A Consumer gets data from a queue and does some final processing.  Perhaps it loads a database, or writes a file.  It is the sink that consumes data on the pipeline.


class ConsumerProcess( Process ):
    """Consumes items from a Queue.
    
    The "target" must be a function which expects an iterable as it's
    only argument.  Therefore, the args value is not used here.
    """
    def __init__( self, group=None, target=None, name=None, kwargs=None, input_queue=None, producers=0 ):
        super( ConsumerProcess, self ).__init__( name=name )
        self.target= target
        self.kwargs= kwargs if kwargs is not None else {}
        self.input_queue= input_queue
        self.producers= producers
    def items( self ):
        while self.producers != 0:
            for item in iter( self.input_queue.get, None ):
                yield item
            self.producers -= 1
    def run( self ):
        target= self.target
        target( self.items(), **self.kwargs )

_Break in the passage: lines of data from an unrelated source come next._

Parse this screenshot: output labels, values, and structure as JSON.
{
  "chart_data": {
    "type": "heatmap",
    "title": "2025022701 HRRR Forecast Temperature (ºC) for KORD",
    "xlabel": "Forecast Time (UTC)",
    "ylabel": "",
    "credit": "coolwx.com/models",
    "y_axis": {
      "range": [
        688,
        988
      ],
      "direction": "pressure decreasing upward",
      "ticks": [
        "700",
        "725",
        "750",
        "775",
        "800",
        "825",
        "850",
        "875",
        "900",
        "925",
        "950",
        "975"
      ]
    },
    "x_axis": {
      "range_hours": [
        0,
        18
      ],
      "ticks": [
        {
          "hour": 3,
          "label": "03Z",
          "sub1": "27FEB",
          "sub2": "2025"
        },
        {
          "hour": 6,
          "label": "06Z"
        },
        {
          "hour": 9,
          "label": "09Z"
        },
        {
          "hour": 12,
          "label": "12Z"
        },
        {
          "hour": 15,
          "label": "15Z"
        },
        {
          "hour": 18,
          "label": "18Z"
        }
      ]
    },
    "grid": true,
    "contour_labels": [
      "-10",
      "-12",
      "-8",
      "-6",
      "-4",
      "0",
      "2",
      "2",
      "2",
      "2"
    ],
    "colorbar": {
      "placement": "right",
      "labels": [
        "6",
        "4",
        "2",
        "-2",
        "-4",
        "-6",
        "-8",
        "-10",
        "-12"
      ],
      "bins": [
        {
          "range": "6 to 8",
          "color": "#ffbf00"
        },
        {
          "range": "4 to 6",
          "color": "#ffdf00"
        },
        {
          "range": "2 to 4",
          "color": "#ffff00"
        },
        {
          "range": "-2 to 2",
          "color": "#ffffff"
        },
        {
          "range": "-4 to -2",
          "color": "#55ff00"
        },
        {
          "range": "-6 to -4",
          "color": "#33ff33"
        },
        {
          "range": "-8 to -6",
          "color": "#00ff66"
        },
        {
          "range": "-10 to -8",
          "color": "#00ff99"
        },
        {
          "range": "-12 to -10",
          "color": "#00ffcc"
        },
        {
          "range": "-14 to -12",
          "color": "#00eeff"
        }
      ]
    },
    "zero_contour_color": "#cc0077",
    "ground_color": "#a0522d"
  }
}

This class will wrap a "target" function which must be ready to work with any iterable.  Every value from the queue will be provided to the target function for processing.  When enough sentinel tokens have been consumed from producers, it terminates processing.

Consumer-Producer

The middle of a processing pipeline is consumer-producer processes which consume from one queue and the produce to another queue.


        
class ConsumerProducerProcess( Process ):
    """Consumes items from a Queue and produces items onto a Queue.
    
    The "target" must be a generator function which yields
    pickable items and which expects an iterable as it's
    only argument.  Therefore, the args value is not used here.
    """
    def __init__( self, group=None, target=None, name=None, kwargs=None, input_queue=None, producers=0, output_queue=None, consumers=0 ):
        super( ConsumerProducerProcess, self ).__init__( name=name )
        self.target= target
        self.kwargs= kwargs if kwargs is not None else {}
        self.input_queue= input_queue
        self.producers= producers
        self.output_queue= output_queue
        self.consumers= consumers
    def items( self ):
        while self.producers != 0:
            for item in iter( self.input_queue.get, None ):
                yield item
            self.producers -= 1
    def run( self ):
        target= self.target
        for item in target(self.items(), **self.kwargs):
            self.output_queue.put( item )
        for x in range(self.consumers):
            self.output_queue.put( None )
        self.output_queue.close()


This class will wrap a "target" function which must be a generator function that consumes an iterable.
Every value from the queue is provided to the target generator.  Every value yielded by the generator is sent to the output queue.  The input side counts sentinels to know when to stop.  The output side produces enough sentinels to alert downstream processes.

Target Functions

A producer function must be a generator function of this form


def prod( *args ):
    for item in some_function(*args):
       yield item


A consumer function looks like this:


def cons( source ):
    for item in source:
       final_disposition(item)


Finally, a consumer-producer function looks like this.

def cons_prod( source ):
    for item in source:
       next_value= transform(item)
       yield next_value


These functions can be tested and debugged like this.


for final in consumer( cons_prod( producer( *args ) ) ):
    print( final )


That way we're confident that our algorithm is correct before attempting to scale it with multiprocessing.